Infatti, nella City londinese ed a Wall Street circolerebbe una nuova barzelletta (dopo quella di piazza Affari a Milano, ndr) sul ruolo della politica regionale nelle dinamiche economiche che animano l’affare del gas russo in terra lucana, avvalorando così le voci che circolano in ambito locale, in merito all’ennesima trattativa segreta: la Regione in cambio dell’autorizzazione ambientale riceverebbe dalla società controllata da capitali russi un ulteriore assegno di 3 milioni di euro, dopo i primi 3 milioni promessi ai comuni di Ferrandina, Pisticci e Salandra contestati, in tempi non sospetti, dal Partito Democratico ferrandinese e dal suo “pacchetto Val Basento”.

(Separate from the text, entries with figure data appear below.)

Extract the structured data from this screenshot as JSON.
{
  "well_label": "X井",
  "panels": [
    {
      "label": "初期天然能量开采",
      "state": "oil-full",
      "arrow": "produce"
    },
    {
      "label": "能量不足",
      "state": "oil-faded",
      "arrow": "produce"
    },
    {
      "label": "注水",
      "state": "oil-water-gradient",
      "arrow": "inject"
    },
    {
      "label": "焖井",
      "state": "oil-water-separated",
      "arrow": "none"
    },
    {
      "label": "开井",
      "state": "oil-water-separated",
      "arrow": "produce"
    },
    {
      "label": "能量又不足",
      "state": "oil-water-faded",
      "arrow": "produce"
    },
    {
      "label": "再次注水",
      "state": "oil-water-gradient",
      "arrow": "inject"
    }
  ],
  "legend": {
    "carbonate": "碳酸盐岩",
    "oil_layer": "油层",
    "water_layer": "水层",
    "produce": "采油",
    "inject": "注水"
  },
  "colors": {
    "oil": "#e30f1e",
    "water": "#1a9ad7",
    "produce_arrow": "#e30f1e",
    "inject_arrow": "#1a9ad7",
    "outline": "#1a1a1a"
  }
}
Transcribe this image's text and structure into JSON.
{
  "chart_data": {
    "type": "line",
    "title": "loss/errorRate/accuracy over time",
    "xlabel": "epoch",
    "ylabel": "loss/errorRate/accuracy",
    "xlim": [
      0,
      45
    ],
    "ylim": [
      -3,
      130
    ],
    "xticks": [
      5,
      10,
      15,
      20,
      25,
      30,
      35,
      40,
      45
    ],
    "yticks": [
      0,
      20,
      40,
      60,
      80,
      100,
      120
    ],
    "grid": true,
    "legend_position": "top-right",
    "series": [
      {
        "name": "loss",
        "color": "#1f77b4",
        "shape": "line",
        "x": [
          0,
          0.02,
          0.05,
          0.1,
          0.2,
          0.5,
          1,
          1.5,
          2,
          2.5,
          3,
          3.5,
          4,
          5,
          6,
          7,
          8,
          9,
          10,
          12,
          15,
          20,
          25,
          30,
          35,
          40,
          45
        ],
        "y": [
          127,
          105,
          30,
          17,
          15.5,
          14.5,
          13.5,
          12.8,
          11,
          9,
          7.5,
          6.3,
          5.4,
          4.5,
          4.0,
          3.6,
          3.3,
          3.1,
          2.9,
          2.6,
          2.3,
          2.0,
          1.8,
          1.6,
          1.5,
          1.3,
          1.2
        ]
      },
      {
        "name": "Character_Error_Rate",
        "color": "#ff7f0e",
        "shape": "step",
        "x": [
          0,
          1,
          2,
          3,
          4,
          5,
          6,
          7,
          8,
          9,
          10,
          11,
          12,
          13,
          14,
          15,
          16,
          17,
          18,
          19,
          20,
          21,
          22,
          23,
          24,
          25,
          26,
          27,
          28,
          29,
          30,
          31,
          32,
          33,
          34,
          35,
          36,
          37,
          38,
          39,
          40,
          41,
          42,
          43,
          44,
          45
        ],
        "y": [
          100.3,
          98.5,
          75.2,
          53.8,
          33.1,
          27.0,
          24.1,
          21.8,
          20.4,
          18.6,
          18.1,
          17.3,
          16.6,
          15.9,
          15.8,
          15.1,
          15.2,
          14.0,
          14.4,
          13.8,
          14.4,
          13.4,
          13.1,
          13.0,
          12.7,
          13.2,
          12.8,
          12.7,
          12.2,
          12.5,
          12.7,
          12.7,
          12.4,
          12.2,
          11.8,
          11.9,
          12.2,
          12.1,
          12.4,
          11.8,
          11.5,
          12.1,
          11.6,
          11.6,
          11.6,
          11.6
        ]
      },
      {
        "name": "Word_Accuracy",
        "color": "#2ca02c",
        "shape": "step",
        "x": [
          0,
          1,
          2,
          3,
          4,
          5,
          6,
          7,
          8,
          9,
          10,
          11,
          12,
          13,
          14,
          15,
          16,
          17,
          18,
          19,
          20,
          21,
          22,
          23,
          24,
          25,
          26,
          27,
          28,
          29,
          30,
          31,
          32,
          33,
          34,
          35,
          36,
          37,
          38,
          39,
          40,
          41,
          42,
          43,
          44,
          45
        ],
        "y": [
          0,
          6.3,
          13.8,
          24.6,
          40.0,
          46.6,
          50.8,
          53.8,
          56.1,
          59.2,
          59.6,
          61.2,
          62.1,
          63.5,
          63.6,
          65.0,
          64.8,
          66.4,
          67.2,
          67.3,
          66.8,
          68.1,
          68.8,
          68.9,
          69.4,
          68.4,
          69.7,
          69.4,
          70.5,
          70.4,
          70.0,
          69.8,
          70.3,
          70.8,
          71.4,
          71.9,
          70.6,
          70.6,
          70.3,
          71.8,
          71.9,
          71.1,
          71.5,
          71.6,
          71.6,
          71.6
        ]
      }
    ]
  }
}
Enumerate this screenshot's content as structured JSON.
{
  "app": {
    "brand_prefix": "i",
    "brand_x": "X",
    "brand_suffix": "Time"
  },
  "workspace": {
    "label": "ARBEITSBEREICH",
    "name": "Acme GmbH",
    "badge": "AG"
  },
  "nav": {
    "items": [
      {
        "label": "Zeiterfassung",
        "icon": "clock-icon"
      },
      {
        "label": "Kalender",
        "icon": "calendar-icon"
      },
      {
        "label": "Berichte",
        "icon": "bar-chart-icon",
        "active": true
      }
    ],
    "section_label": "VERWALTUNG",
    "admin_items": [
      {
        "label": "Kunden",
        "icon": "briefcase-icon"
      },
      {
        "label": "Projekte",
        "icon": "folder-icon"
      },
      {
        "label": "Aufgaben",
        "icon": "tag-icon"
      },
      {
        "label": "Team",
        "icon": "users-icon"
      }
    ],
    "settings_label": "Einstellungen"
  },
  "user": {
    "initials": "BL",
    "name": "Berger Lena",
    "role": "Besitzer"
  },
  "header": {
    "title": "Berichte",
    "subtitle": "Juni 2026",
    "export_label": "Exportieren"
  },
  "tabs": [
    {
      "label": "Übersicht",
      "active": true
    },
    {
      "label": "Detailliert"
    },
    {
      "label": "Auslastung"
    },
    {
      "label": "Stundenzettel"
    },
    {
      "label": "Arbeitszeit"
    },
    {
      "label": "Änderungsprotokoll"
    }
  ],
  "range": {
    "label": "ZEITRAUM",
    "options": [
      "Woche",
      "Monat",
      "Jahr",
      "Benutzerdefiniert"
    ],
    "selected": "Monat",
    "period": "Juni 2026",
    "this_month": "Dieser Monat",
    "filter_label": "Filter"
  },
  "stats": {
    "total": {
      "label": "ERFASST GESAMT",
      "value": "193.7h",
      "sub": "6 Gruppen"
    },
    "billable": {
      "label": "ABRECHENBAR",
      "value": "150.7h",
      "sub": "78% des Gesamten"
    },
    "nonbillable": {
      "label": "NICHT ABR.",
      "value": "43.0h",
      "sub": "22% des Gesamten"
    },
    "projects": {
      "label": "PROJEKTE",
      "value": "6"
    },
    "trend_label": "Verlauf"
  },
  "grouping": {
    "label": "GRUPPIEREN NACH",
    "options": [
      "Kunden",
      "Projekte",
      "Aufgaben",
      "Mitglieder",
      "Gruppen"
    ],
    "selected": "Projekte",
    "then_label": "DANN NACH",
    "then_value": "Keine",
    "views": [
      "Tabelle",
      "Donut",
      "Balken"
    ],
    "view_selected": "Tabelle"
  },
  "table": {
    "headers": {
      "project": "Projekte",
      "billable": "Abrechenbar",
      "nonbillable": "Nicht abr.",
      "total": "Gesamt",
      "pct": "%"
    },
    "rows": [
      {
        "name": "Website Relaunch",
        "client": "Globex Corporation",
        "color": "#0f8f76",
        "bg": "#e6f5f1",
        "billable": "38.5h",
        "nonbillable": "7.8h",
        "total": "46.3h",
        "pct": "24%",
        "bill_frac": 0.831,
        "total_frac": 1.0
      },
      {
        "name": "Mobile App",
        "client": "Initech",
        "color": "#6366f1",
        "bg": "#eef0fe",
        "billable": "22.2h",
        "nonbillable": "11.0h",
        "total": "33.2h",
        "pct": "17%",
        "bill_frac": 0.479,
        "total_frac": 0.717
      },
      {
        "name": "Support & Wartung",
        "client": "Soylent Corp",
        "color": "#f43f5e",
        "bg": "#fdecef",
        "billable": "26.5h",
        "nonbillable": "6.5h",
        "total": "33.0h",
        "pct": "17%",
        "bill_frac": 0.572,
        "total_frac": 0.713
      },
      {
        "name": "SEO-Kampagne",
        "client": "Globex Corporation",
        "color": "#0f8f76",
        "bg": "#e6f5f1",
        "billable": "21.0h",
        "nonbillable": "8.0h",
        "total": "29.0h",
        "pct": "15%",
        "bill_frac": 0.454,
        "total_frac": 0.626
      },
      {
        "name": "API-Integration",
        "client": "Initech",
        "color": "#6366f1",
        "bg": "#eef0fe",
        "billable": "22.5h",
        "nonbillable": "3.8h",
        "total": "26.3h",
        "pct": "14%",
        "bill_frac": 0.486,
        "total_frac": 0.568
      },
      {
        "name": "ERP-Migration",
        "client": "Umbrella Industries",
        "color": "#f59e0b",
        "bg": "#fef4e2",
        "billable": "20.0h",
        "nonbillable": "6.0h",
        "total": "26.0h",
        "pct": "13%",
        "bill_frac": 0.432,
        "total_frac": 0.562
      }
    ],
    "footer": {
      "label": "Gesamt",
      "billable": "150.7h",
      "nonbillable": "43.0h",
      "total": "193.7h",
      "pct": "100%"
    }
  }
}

In un contesto energetico internazionale – “svelato” dai dispacci di Wikileaks – ancora una volta, ad emergere è la propensione alla contrattazione, quando invece un Dipartimento ambiente dovrebbe occuparsi esclusivamente degli aspetti più squisitamente tecnici di tutela e salvaguardia ambientale e territoriale, che questo progetto potrebbe influenzare negativamente. Inoltre, la Ola (Organizzazione lucana ambientalista) e l’associazione “Ambiente e Legalità”, si chiedono perché “costringere“ la società ad uscire dai binari previsti dalla normativa italiana sulle compensazioni ambientali accettando lo “strano” mercanteggiamento locale chiesto dal PD di Ferrandina, sancito in questo nuovo accordo segreto?